Carpenter’s not-especially-subtle dig at film critics. Get it?
John Carpenter’s sci-fi satire falls squarely into the ‘great idea terrible execution’ category. It takes a really long time to get going – we don’t see any of the titular aliens until a third of the way through – though that wouldn’t be such a problem if the first third wasn’t so reminiscent of bad ’80s television. The production values are terrible; don’t get me wrong, I can handle low-budget, but this is just bad. Its biggest flaws are the awful acting (especially from Roddy Piper, a professional wrestler inexplicably cast in the lead role), shitty special effects, hokey action (including a pointless fight scene between the protagonist and his eventual buddy that goes on for over five minutes), repetitive, cheap-sounding ’80s-TV-show music (co-written by Carpenter), and characters whose behaviour is constantly baffling (seriously, Piper is incapable of convincing others to try the sunglasses by giving them a brief summary of what’s going on??). Some of Piper’s lines, such as “I have come here to chew bubble gum and kick ass – and I’m all out of bubble gum” and “Brother, life’s a bitch – and she’s back in heat”, are the sort of things that might have worked coming from Ash in the Evil Dead movies or Duke in the Duke Nukem video games (which actually ended up using them!), but they’re cheesy in a bad way here. The real shame is that the premise is so promising; it’s clear Carpenter had some interesting ideas, not to mention some worthwhile satirical points to make, but all was squandered in execution.
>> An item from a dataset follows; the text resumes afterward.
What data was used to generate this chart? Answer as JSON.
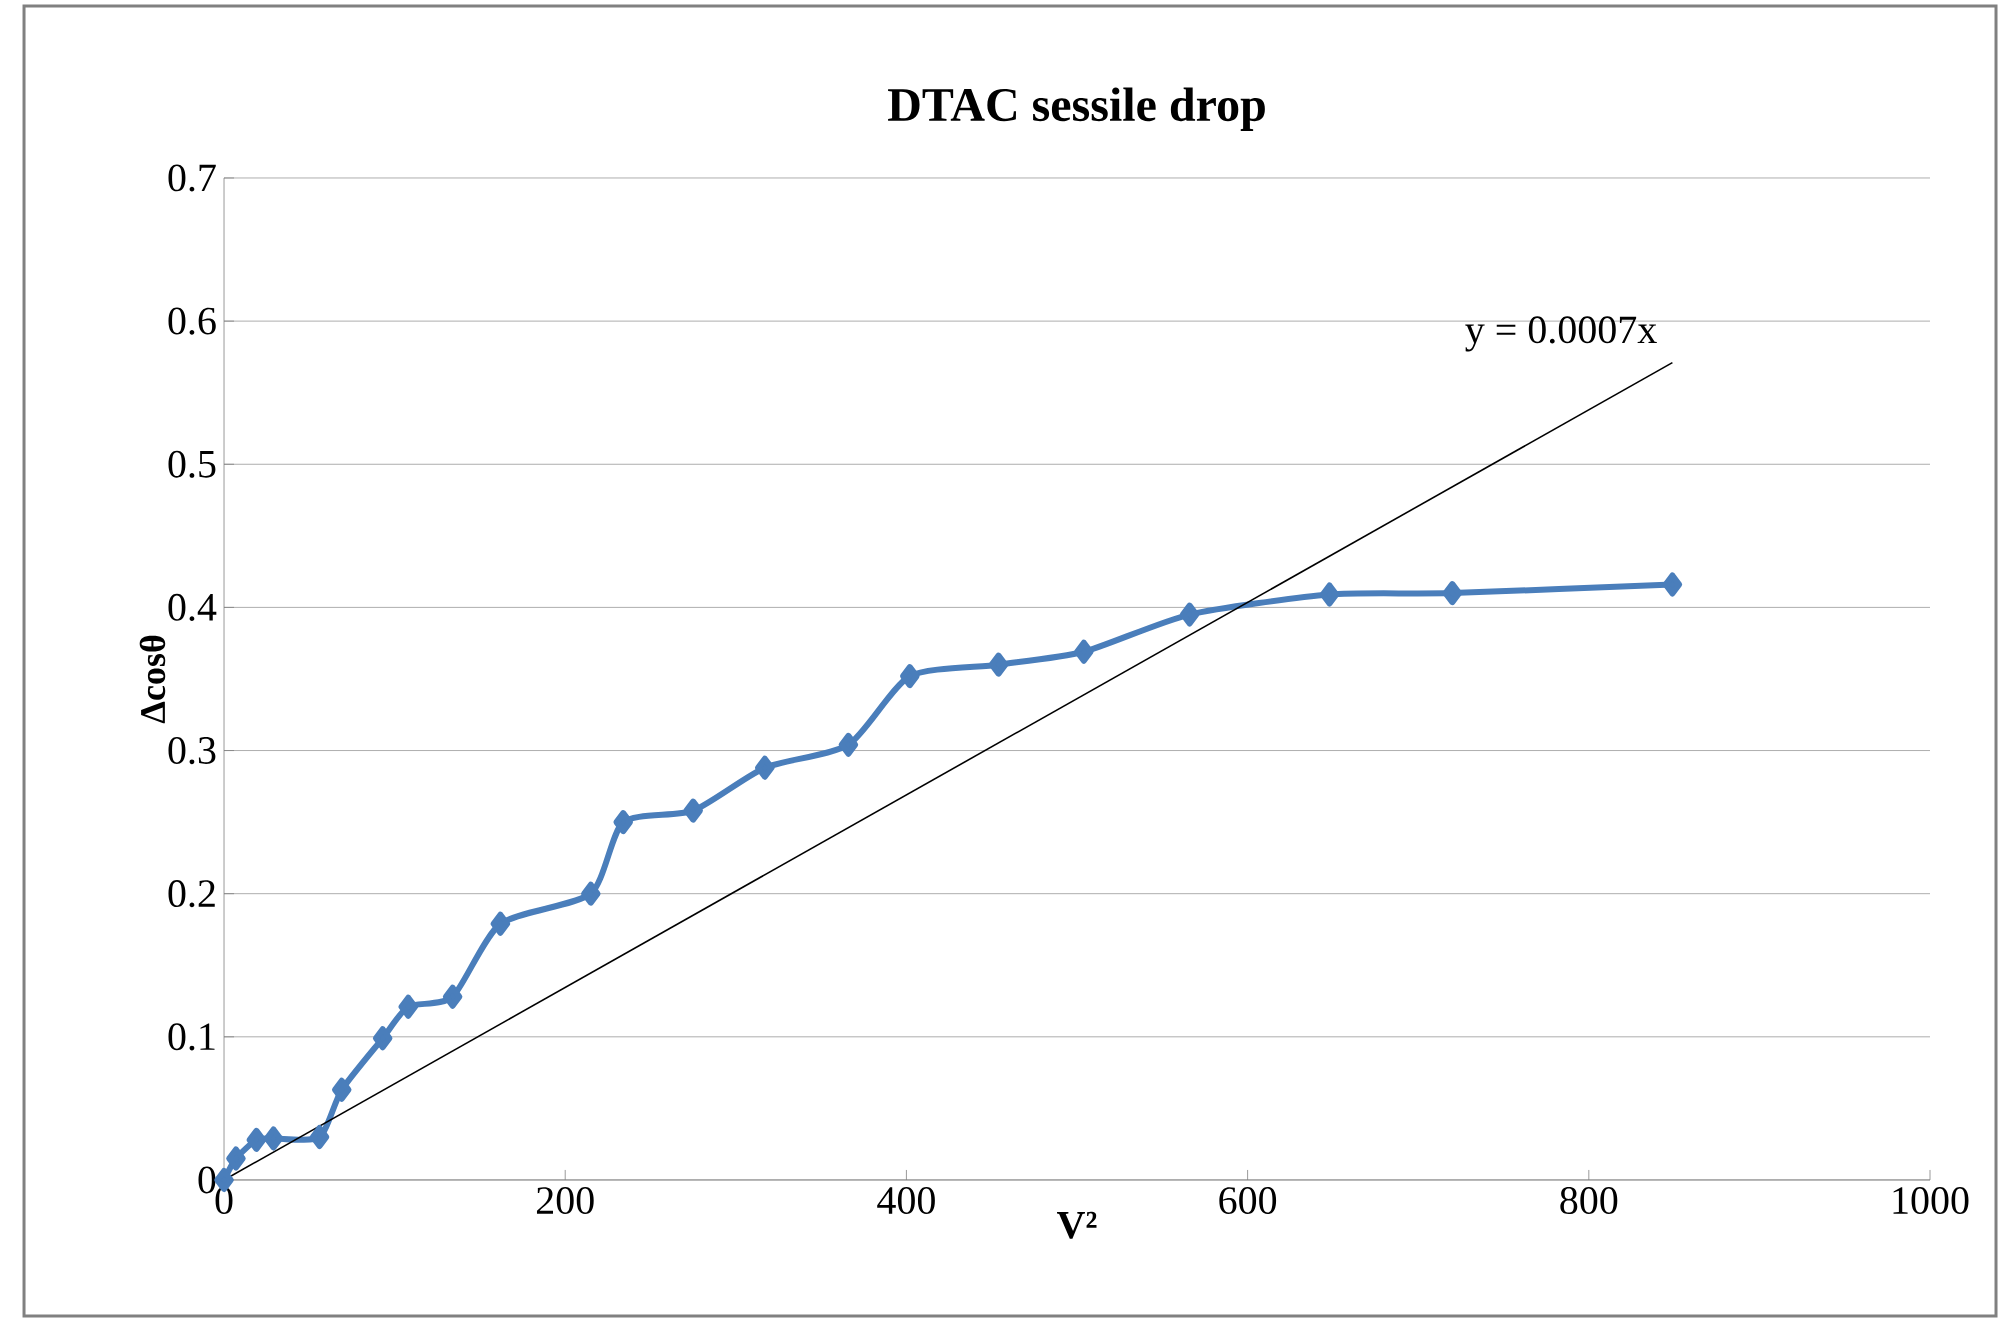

I’m almost completely new to anime (my previous experience is limited to Astro Boy and a couple of Studio Ghibli films), so I decided to try a few. Of the three I watched, this was the best and the one that made me most interested in seeking out more, perhaps in series rather than movie form. It’s a fascinating, moving story full of inventive ideas and incredible visuals. I really liked the strange soundtrack and have been listening to it regularly, especially the track ‘Kaneda‘. It’s so clear when watching it that there’s a wholly realised world and mythology at play, even if not all of it is included within the film itself. The characters are well-rounded, engaging, and easy to emotionally invest in. The ending is a tad head-scratchy, but not in a bothersome way. If you only watch one anime, I say make it this one.
This is visually and conceptually imaginative, and occasionally very entertaining (the dinner dance scene is particularly hilarious). Ultimately, though, it’s disappointing because it becomes too silly and doesn’t sustain its early promise; after a certain point, it also stops being funny, which is a shame. All of the actors do well; Catherine O’Hara and Jeffrey Jones are particularly fun, and Michael Keaton is certainly memorable in the title role. Alas, I’m finding the more Tim Burton movies I watch, the more he disappoints me.
Bruce Willis in his finest role. It’s long, big, loud, and a bit stupid. All told, it’s a very entertaining action flick and one of my favourite Christmas movies, though to be honest it was a little disappointing the last time I watched it for some reason.